Speaking as someone with a fair bit of domaining experience, unfortunately a lot of the domains listed are worthless, with the exception of daz.com which is a 5 figure domain, ww.com which is a 5 (possibly 6?) figure domain, secondhandcar.com which IMO is a 4 figure domain, webcamsoftware.com which is 4 figures, and a few others which hold a <$100 value. So there are some valuable domains, but the majority are worth $0 in my opinion. (Note: I don't mean to sound insulting when I say they're worthless - indeed, I literally mean it that their valuation is $0).

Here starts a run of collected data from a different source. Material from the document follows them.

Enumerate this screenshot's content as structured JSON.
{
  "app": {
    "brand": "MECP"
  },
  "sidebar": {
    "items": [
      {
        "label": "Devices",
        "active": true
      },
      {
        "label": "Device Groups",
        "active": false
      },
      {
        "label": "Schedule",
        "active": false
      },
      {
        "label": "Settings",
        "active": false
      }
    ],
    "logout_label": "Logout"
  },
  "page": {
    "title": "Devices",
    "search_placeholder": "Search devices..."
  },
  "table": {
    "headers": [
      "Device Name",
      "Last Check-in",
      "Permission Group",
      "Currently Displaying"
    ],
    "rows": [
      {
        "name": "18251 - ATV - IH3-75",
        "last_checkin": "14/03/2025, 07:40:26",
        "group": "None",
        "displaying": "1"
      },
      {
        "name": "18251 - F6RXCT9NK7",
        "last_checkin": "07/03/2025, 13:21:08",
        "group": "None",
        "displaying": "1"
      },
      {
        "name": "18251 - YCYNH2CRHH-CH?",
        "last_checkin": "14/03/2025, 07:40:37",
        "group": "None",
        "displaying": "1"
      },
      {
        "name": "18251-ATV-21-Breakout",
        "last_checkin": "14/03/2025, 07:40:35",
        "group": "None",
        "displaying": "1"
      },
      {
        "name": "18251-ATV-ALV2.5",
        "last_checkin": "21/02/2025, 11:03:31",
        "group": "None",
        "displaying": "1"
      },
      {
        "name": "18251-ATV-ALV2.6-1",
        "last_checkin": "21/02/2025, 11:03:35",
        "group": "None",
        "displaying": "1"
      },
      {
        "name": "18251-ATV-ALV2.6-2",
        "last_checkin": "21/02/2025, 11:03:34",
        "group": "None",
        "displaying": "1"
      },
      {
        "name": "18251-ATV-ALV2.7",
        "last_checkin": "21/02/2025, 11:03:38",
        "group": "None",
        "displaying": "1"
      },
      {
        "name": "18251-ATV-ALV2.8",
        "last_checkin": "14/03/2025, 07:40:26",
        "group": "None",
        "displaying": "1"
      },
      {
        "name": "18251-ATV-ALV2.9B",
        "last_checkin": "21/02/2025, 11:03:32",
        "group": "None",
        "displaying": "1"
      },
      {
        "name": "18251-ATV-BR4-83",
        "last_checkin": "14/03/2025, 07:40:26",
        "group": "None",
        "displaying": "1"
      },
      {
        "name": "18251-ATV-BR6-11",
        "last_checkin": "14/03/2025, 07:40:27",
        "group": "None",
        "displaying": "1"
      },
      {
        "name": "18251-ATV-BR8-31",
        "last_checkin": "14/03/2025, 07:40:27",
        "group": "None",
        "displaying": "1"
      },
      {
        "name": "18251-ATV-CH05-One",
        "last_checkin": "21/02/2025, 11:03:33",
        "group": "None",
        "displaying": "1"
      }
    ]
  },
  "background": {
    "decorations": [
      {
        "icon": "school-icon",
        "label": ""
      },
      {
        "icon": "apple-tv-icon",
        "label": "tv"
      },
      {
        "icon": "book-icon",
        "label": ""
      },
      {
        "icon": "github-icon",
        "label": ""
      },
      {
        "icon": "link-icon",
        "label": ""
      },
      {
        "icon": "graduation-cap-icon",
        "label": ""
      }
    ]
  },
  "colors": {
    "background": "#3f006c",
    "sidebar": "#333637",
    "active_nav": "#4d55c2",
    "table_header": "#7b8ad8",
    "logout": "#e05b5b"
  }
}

It's also worth noting that the domain industry got hit a fair bit by the recession, and it's possible that some of the above domains would sell for slightly higher than the rough range I've given (espeically the two 4 figure domains I quote, which could go for low 5 figures in the right circumstances).
It's quite common to see people (as the blog post says) regging domains on a whim since they look good, but usually such domains regged on a whim are worthless. And unfortunately it does seem to be the case here.
Anywhoo, I'll send my semi-informed appraisals along to the blog author now. I've been a domainer since I was 16/17 (am 20; 21 next month), so whilst I'm not an expert or anything, I have a fair bit of domaining experience and hope my appraisals are somewhat useful.
And I'd possibly advise that he looks at DNForum.com and NamePros.com (the two big domaining forums; the former is paid-only though) a little bit to get a general feel of domain prices.
...I thought of posting a few I was curious about as well, but that would get silly pretty quickly.
Just about everyone here probably has 5-10 domain names (if not more) that they've registered somewhere along the way with a side project in mind that hasn't materialized yet.
I personally am wondering if anyone knows of a way to put a domain name in escrow -- I had an offer for one of my domains from someone with a side project, and tried to work out a solution where he could have it for free, but if his project hadn't gotten any traction after a few years, it would revert back to me (since maybe I'd have found time for my own project by then...). No dice, though; he didn't know/trust me, the legal aspects were too confusing, and so on.
daz.com and ww.com are valuable (~$100k-250k), the rest he'd be better off keeping.
secondhandcar.com could be valuable to the right person. You could probably get $50k from the right buyer.
The rest are nice, but not "must haves". Unless a domain is rare and generic its not worth > $10k. Color.com, Mint.com, Tires.com are rare and generic, most of these are not.
Can anyone recommend a good domain name marketplace or auctioneer that doesn't have some kind of volume requirement? I merely want to unload a single domain name that I think stands a chance to chip in on my DSLR habit.
If it expires and drops, 300 - 600 dollars.
In a wholesale liquidation of an entire portfolio: 800 - 1200 dollars.
On it's own, with a list of 50 potential companies that you're willing to cold call, and you've put in the work to find the right person within each company: 6,000 - 20,000 dollars.
The above scenario, but if there is a bidding war between two or more companies: 15,000 - 40,000 dollars.
So the answer is basically it depends how much work you are willing to put in to sell them. With some of these domains it's clear that you can put together a list of 100 leads if you're willing to put in 10+ hours per domain, but with others I would guess that you would probably have to liquidate them at bargain basement prices to get any money back.